The Market Street Bridge, officially referred to as the John Ross Bridge, is a bascule bridge that spans the Tennessee River between downtown Chattanooga, Tennessee, and the Northshore District. It carries North Market Street (formerly designated as U.S. Route 127), and was named in honor of Cherokee Chief John Ross. The bridge was completed in 1917 at a cost of $1.1 million. In the mid-1970s, the southern terminus of US 127 was moved several miles north to the intersection of Dayton Boulevard and Signal Mountain Boulevard in the nearby suburb of Red Bank.

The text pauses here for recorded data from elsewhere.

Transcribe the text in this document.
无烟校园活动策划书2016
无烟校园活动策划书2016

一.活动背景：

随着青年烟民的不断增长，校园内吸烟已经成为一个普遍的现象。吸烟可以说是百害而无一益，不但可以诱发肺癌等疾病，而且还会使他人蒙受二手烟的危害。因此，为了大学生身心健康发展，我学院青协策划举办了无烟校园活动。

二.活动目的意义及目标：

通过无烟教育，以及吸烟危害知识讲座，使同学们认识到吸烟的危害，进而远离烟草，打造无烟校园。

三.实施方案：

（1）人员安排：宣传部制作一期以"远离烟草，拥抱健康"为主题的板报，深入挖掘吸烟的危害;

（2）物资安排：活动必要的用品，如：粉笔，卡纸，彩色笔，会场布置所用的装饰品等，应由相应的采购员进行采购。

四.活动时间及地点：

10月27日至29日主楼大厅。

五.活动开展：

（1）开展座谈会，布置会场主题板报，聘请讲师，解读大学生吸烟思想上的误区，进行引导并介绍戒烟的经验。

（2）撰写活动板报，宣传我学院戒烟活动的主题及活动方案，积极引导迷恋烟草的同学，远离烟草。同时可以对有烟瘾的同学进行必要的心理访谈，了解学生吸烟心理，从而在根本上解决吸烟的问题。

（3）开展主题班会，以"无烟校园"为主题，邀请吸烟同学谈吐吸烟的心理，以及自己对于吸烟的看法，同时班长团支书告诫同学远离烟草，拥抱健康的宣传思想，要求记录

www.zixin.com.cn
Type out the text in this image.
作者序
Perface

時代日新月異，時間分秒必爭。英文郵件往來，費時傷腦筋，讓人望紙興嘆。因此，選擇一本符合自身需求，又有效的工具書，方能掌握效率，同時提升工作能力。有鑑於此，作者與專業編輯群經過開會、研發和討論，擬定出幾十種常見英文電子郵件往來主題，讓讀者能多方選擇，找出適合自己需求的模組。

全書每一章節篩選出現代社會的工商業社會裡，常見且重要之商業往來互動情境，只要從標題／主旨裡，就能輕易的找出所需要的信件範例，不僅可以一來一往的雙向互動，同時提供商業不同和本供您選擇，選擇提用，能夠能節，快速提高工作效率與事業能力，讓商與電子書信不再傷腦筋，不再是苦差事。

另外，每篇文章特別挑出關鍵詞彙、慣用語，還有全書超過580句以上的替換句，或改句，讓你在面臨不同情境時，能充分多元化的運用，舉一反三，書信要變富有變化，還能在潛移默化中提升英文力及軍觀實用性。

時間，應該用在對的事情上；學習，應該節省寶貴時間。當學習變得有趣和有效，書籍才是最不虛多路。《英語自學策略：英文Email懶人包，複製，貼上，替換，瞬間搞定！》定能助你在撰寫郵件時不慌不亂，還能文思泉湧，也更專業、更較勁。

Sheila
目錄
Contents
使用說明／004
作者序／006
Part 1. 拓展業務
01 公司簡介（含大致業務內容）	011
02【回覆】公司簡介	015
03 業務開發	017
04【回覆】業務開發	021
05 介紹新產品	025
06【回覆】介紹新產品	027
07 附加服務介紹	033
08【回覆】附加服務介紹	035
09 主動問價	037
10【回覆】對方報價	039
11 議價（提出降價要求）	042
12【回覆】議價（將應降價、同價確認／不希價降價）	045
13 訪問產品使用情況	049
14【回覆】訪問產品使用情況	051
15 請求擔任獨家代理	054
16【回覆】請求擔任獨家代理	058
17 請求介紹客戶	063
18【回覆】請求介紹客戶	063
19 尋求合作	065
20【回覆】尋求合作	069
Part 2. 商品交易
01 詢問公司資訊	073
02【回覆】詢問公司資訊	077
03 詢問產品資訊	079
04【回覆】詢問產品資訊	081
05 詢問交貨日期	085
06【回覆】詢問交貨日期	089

The bridge has concrete arch spans flanking a center draw span, which is a steel truss with double-leaf Scherzer rolling lift bascule mechanism. The double-leaf bascule lift span stands approximately 70 feet above the water. At the time of its completion in 1917, the 300 ft main span was the longest rolling-lift bascule span in the world. Vehicular traffic originally included streetcars, but streetcar service across the bridge ended in the 1930s. The bridge was formally renamed the Chief John Ross Bridge in 1950.

The bridge closed in 2005 for a renovation, but reopened on August 4, 2007, ahead of its originally scheduled September completion date.

The bridge was listed on the National Register of Historic Places on December 20, 2010.

Four times per year, the bridge is closed for a brief inspection to test its hinge mechanism, as mandated by the US Coast Guard.